Cold Specks - Neuroplasticity

Cold Specks - Neuroplasticity

Too cold and distancing to be able to connect to.

Rating:

There’s a sense of unease that runs thick through the majority of Cold Specks’ second offering, the aptly named ‘Neuroplasticity’. From the moment the freeform trumpets weave all over opener ‘A Broken Memory’ and reappear in the tail end of ‘Old Knives’, there is a sense of foreboding that proves hard to shift. This is most definitely a winter album.

It’s as if Al Spx found the volume button and decided that this would, in their own way, be their opus of noise. Where once her haunting vocals dominated proceedings, the team of musicians around her have also taken a step forward sonically, most noticeably with the pummelling drums of ‘Bodies at Bay’ and ‘A Quiet Chill’.

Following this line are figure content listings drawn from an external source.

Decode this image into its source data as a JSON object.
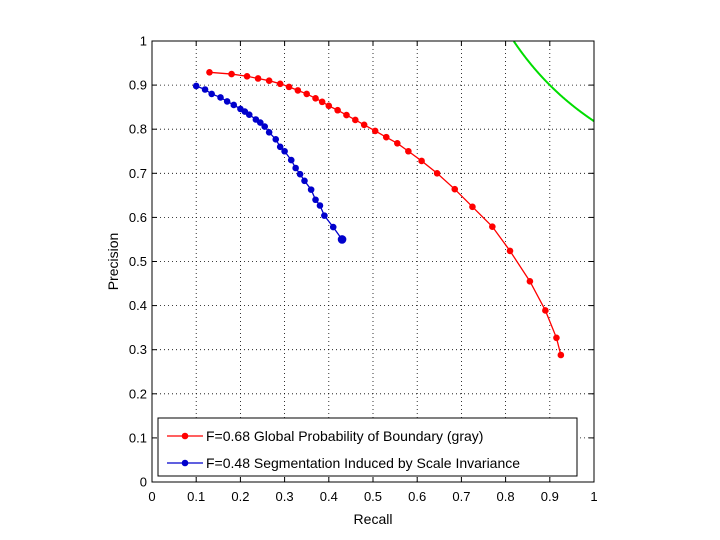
{
  "chart_data": {
    "type": "line",
    "xlabel": "Recall",
    "ylabel": "Precision",
    "xlim": [
      0,
      1
    ],
    "ylim": [
      0,
      1
    ],
    "grid": true,
    "legend_position": "bottom",
    "xticks": [
      0,
      0.1,
      0.2,
      0.3,
      0.4,
      0.5,
      0.6,
      0.7,
      0.8,
      0.9,
      1
    ],
    "yticks": [
      0,
      0.1,
      0.2,
      0.3,
      0.4,
      0.5,
      0.6,
      0.7,
      0.8,
      0.9,
      1
    ],
    "xtick_labels": [
      "0",
      "0.1",
      "0.2",
      "0.3",
      "0.4",
      "0.5",
      "0.6",
      "0.7",
      "0.8",
      "0.9",
      "1"
    ],
    "ytick_labels": [
      "0",
      "0.1",
      "0.2",
      "0.3",
      "0.4",
      "0.5",
      "0.6",
      "0.7",
      "0.8",
      "0.9",
      "1"
    ],
    "series": [
      {
        "name": "F=0.68 Global Probability of Boundary (gray)",
        "color": "#ff0000",
        "x": [
          0.13,
          0.18,
          0.215,
          0.24,
          0.265,
          0.29,
          0.31,
          0.33,
          0.35,
          0.37,
          0.385,
          0.4,
          0.42,
          0.44,
          0.46,
          0.48,
          0.505,
          0.53,
          0.555,
          0.58,
          0.61,
          0.645,
          0.685,
          0.725,
          0.77,
          0.81,
          0.855,
          0.89,
          0.915,
          0.925
        ],
        "y": [
          0.929,
          0.925,
          0.92,
          0.915,
          0.91,
          0.903,
          0.896,
          0.888,
          0.88,
          0.87,
          0.862,
          0.853,
          0.843,
          0.832,
          0.821,
          0.81,
          0.796,
          0.782,
          0.768,
          0.75,
          0.728,
          0.7,
          0.664,
          0.624,
          0.579,
          0.524,
          0.455,
          0.389,
          0.327,
          0.288
        ]
      },
      {
        "name": "F=0.48 Segmentation Induced by Scale Invariance",
        "color": "#0000cc",
        "x": [
          0.1,
          0.12,
          0.135,
          0.155,
          0.17,
          0.185,
          0.2,
          0.21,
          0.22,
          0.235,
          0.245,
          0.255,
          0.265,
          0.28,
          0.29,
          0.3,
          0.315,
          0.325,
          0.335,
          0.345,
          0.36,
          0.37,
          0.38,
          0.39,
          0.41,
          0.43
        ],
        "y": [
          0.898,
          0.89,
          0.88,
          0.872,
          0.863,
          0.855,
          0.846,
          0.84,
          0.833,
          0.822,
          0.815,
          0.806,
          0.793,
          0.777,
          0.76,
          0.75,
          0.73,
          0.712,
          0.698,
          0.683,
          0.663,
          0.64,
          0.627,
          0.604,
          0.578,
          0.55
        ]
      }
    ],
    "iso_f_curve": {
      "f": 0.9,
      "color": "#00dd00"
    }
  }
}
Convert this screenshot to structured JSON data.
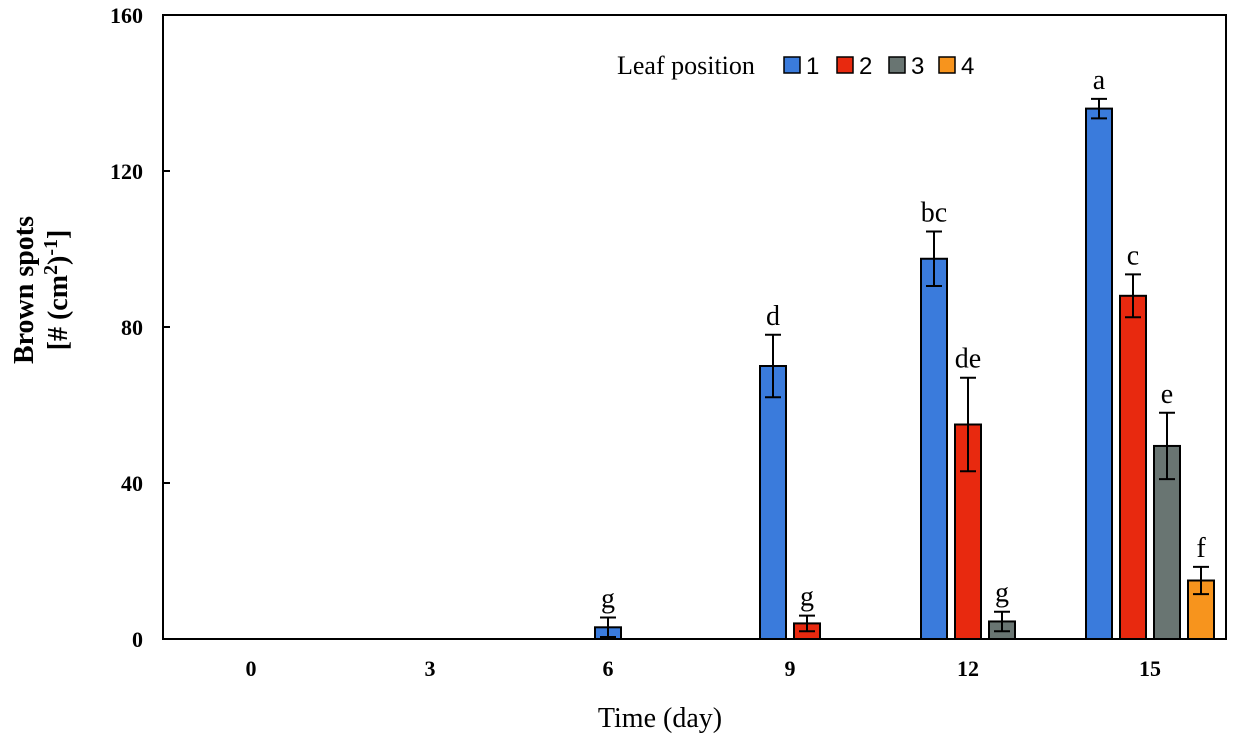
{
  "chart_data": {
    "type": "bar",
    "title": "",
    "xlabel": "Time (day)",
    "ylabel_line1": "Brown spots",
    "ylabel_line2_prefix": "[# (cm",
    "ylabel_sup1": "2",
    "ylabel_mid": ")",
    "ylabel_sup2": "-1",
    "ylabel_suffix": "]",
    "ylim": [
      0,
      160
    ],
    "yticks": [
      0,
      40,
      80,
      120,
      160
    ],
    "categories": [
      "0",
      "3",
      "6",
      "9",
      "12",
      "15"
    ],
    "legend_title": "Leaf position",
    "legend_position": "top-center",
    "series": [
      {
        "name": "1",
        "color": "#3a7bdc",
        "values": [
          null,
          null,
          3,
          70,
          97.5,
          136
        ],
        "errors": [
          null,
          null,
          2.5,
          8,
          7,
          2.5
        ],
        "labels": [
          null,
          null,
          "g",
          "d",
          "bc",
          "a"
        ]
      },
      {
        "name": "2",
        "color": "#e8290f",
        "values": [
          null,
          null,
          null,
          4,
          55,
          88
        ],
        "errors": [
          null,
          null,
          null,
          2,
          12,
          5.5
        ],
        "labels": [
          null,
          null,
          null,
          "g",
          "de",
          "c"
        ]
      },
      {
        "name": "3",
        "color": "#697572",
        "values": [
          null,
          null,
          null,
          null,
          4.5,
          49.5
        ],
        "errors": [
          null,
          null,
          null,
          null,
          2.5,
          8.5
        ],
        "labels": [
          null,
          null,
          null,
          null,
          "g",
          "e"
        ]
      },
      {
        "name": "4",
        "color": "#f7941d",
        "values": [
          null,
          null,
          null,
          null,
          null,
          15
        ],
        "errors": [
          null,
          null,
          null,
          null,
          null,
          3.5
        ],
        "labels": [
          null,
          null,
          null,
          null,
          null,
          "f"
        ]
      }
    ]
  }
}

Perhaps it’s the frequent pace changes, or a desire to move on from her brand of classy indie soul, but you can’t help but feel that this streak of experimentation has come at the cost of the intimacy so lovingly crafted in debut ‘I Predict A Graceful Expulsion’. The sacrifice never quite pays off, as the album is at its strongest with songs that tread the more familiar path of their first album. ‘Old Knives’ and the doom laden epic of ‘Exit Plan’ manage to rekindle some of that delicate balance of gut-wrenching catharsis and warmth that made that first outing such an entrancing listen.

Vocally, Spx’s vocals are as strong as ever, hinting at life experiences that belie her twenty something age. Yet all too often her contribution is undone by uncharacteristic walls of reverb and noise that sit uncomfortably around her soulful voice, none more so than on the disorientating ‘Absisto’. As an album it’s guilty of being simply too cold and distancing to be able to connect to.

The striking ‘Season of Doubt’ however proves a lot of what could have been. It’s near spoken word format, “And we move like wolves, in the bleak night, we dance likes ghost, deprived of flight…” repeated over and over is the rare occasion where this rawer, less polished version of Cold Specks truly shines. Essentially just Spx’s voice, it is a powerful statement to end the album, one which sadly feels somewhat underwhelming when taken as a whole.